Fraudulent products have long infiltrated supply chains, especially larger ones that involve more partners and suppliers, and that's a problem for all involved. This kind of crime can undermine the reputation of manufacturers, cause issues for freight companies and even harm customers - and all of those issues only seem to be increasing amid the novel coronavirus pandemic.
The increase in phony products in recent months has certainly been noted among supply chain professionals, and unfortunately, it does not appear to be something that can be addressed comprehensively when there are so many other concerns in the sector, according to Medpage Today. This issue was recently addressed in a hearing held by the U.S. Senate Finance Committee, as demand for personal protective equipment in particular has led to a surge in delays, hangups and even fraud.
"Before the coronavirus pandemic, hospitals and healthcare workers could avoid purchasing counterfeits by tapping into tried-and-true supply chains," Committee Chairman Chuck Grassley, an Iowa Republican, said at the hearing. "However, as the demand for PPE skyrocketed, some of these providers have had to go outside their normal supply chains to source supplies, and in some cases have inadvertently purchased fake, faulty, and even illicit medical supplies."
Another major problem
Meanwhile, supply chain experts have also grown increasingly concerned with the prevalence of so-called food fraud - including substituting, omitting or diluting ingredients that can put consumers at risk, according to Food Engineering. Alma Delia Hernández, a food safety professional at a supply chain consulting company, noted that companies are increasingly successful at identifying these issues through emerging technology, but it's still a major problem for the industry.

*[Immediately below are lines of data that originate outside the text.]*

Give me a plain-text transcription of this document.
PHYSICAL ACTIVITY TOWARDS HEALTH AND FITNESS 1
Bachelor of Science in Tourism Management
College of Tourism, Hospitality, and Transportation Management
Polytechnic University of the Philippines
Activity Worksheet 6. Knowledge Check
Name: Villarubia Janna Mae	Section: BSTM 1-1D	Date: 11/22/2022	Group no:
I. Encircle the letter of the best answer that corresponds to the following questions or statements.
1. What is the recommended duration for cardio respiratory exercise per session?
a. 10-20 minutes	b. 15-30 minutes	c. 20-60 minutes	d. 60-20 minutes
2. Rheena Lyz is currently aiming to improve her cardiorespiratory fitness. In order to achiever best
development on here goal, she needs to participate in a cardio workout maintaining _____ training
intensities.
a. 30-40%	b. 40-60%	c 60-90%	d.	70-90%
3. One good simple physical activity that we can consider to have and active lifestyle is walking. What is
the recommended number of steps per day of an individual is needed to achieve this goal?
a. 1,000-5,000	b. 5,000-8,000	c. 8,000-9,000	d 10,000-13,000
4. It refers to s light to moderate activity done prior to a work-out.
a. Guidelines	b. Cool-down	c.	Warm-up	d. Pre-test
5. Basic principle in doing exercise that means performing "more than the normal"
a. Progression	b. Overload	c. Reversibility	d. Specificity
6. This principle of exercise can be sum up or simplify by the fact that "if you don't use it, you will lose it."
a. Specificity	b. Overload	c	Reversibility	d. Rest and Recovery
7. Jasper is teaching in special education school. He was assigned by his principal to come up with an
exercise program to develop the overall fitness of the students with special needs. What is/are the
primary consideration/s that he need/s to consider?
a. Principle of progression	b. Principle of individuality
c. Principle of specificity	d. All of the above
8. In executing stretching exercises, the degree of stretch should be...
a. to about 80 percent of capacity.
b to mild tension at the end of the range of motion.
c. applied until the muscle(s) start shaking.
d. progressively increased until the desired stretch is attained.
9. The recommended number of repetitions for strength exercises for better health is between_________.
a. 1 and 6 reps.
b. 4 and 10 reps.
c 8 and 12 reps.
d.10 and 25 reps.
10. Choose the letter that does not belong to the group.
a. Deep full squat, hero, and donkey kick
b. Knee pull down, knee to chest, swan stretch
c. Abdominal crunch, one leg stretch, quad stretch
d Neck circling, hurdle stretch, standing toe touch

Altogether, it's estimated that this kind of fraud costs the food supply chain some $50 billion per year, especially around certain products like seafood, spices, meat, coffee and more, the report said. A recent industry survey found that consumers are not especially confident in the safety of their food, and that may be particularly true when it comes to food products that are traditionally more expensive and, therefore, more likely to be counterfeited or otherwise tampered with.
A look at the tech
One of the easiest ways producers have found to combat supply chain fraud is to rely on the block chain, encryption and other digital technologies so that items can be tracked easily from the factory or farm to shippers to stores to consumers, according to the Enterprise Times. Properly traced shipments can tell partners or recipients everything that is supposed to be in a given shipment, serial numbers for every item within it and so on, all with a single scan. That, in turn, provides far more confidence about a given item's provenance for all involved.
Of course, this is not an issue that's going to go away any time soon, and companies need to continually plan for and evaluate how they combat fraud of this type on an ongoing basis. Just as manufacturers and freight firms innovate new ways to avoid fraud, those who commit it in the first place are likewise scheming for keeping up with that next wave of protection.